Después de haber proseguido con evidente aburrimiento su obligación social, la doctora Lomond volvió a encontrarse junto a Hayden y le preguntó:
—¿Va a quedarse en Florencia unos días?
Asombrado por lo que se oía decir a sí mismo, respondió Hayden:
—Quizá me esté aquí varios años.
—¡No me diga!
Por fin había despertado el interés de la helada investigadora medieval, por lo menos el interés que pondría en un carrito tirado por un asno si se le atravesara en la calle. Y aquellas palabras, pronunciadas con un poco más de cordialidad, revelaron a Hayden una voz melodiosa, más bien grave, propia de una mujer de marfil.
Sin duda, estaba un poco intrigada, porque preguntó:
—¿Acaso le dan a usted algún puesto oficial en Florencia?
—No, nada de cargos oficiales.
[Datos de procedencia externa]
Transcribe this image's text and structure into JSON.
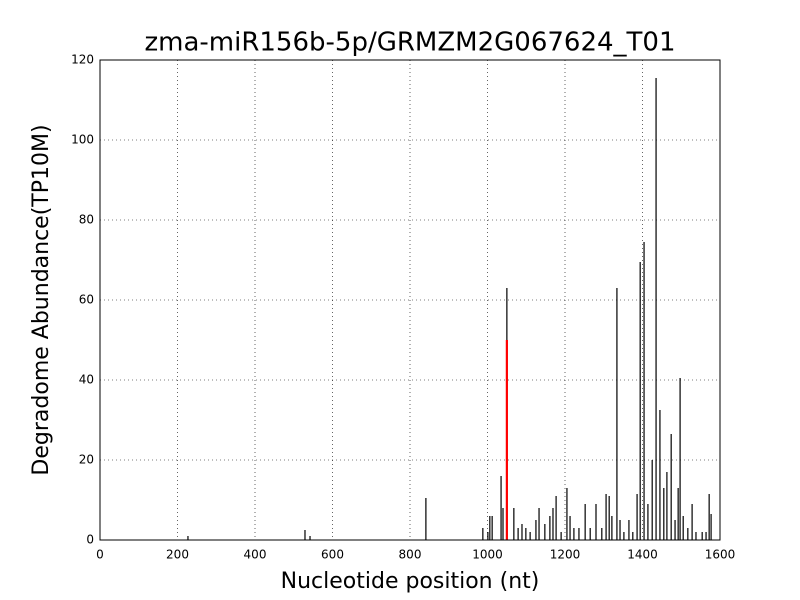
{
  "chart_data": {
    "type": "bar",
    "title": "zma-miR156b-5p/GRMZM2G067624_T01",
    "x_label": "Nucleotide position (nt)",
    "y_label": "Degradome Abundance(TP10M)",
    "xlim": [
      0,
      1600
    ],
    "xticks": [
      0,
      200,
      400,
      600,
      800,
      1000,
      1200,
      1400,
      1600
    ],
    "ylim": [
      0,
      120
    ],
    "yticks": [
      0,
      20,
      40,
      60,
      80,
      100,
      120
    ],
    "grid": true,
    "series": [
      {
        "color": "#000000",
        "x": [
          227,
          529,
          542,
          841,
          988,
          1001,
          1006,
          1012,
          1035,
          1040,
          1050,
          1068,
          1079,
          1089,
          1099,
          1110,
          1125,
          1133,
          1148,
          1161,
          1169,
          1177,
          1190,
          1205,
          1213,
          1223,
          1236,
          1252,
          1265,
          1280,
          1295,
          1306,
          1314,
          1321,
          1334,
          1342,
          1352,
          1365,
          1375,
          1386,
          1394,
          1404,
          1414,
          1425,
          1435,
          1445,
          1455,
          1463,
          1474,
          1484,
          1492,
          1497,
          1505,
          1517,
          1528,
          1538,
          1554,
          1564,
          1572,
          1577
        ],
        "values": [
          1,
          2.5,
          1,
          10.5,
          3,
          2,
          6,
          6,
          16,
          8,
          63,
          8,
          3,
          4,
          3,
          2,
          5,
          8,
          4,
          6,
          8,
          11,
          2,
          13,
          6,
          3,
          3,
          9,
          3,
          9,
          3,
          11.5,
          11,
          6,
          63,
          5,
          2,
          5,
          2,
          11.5,
          69.5,
          74.5,
          9,
          20,
          115.5,
          32.5,
          13,
          17,
          26.5,
          5,
          13,
          40.5,
          6,
          3,
          9,
          2,
          2,
          2,
          11.5,
          6.5
        ]
      },
      {
        "color": "#ff0000",
        "x": [
          1050
        ],
        "values": [
          50
        ]
      }
    ]
  }
}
Me dedicaré a estudiar. Ya ve usted, tengo que volver a la escuela en mi ancianidad. Estoy dispuesto a dominar este italiano de los demonios y toda esa historia que a usted la apasiona.
Ni la dudosa gracia de la «ancianidad» referida a él mismo, un hombre joven, ni la desenvuelta alusión a las aficiones culturales de Olivia Lomond y sus iguales, lograron hacerla sonreír. Al contrario, se puso muy rígida y, con un cortante: «Espero que eso le divierta», lo dejó plantado sin más explicaciones y se fue a hablar con Augusta Terby.
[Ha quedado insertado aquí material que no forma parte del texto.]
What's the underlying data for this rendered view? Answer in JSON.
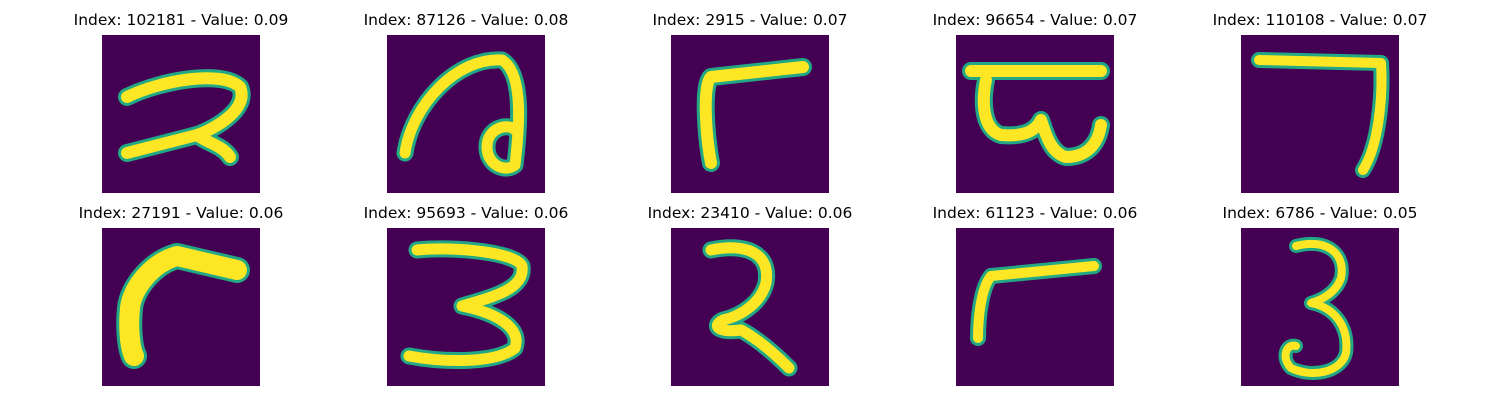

Pero Hayden lo había dicho con absoluta intención de llevar ese propósito a la práctica. Se dedicaría a erudito. Sería un Erasmo, un Grossetest, un Alberto Magno, aunque sólo fuese para apagarle los humos y la tontería a aquella especie de snob, a aquella profesora que se creía más intelectual que nadie.
Ella no le atraía lo bastante para odiarla ni para querer hacerle daño. La doctora Lomond lo fascinaba como una serpiente de cascabel. No dejó de mirarla durante todo el tiempo que duró aún el cóctel, mientras hablaba —por lo visto de igual a igual— con aquel gran caballero y espejo de historiadores, el príncipe Ugo Tramontana. La voz de Olivia Lomond llegaba a Hayden a través del salón como el rumor de un riachuelo, no como el cacareo provinciano a que estaba acostumbrado cuando oía las charlas de las mujeres de Newlife. No estaba seguro de que consiguiese odiarla, pero desde luego la profesora merecía que se le aplicase una buena dosis de un odio saludable.
Sí, ya vería Olivia Lomond quién era él; y a la vez que ella, lo vería todo este inmenso mundo.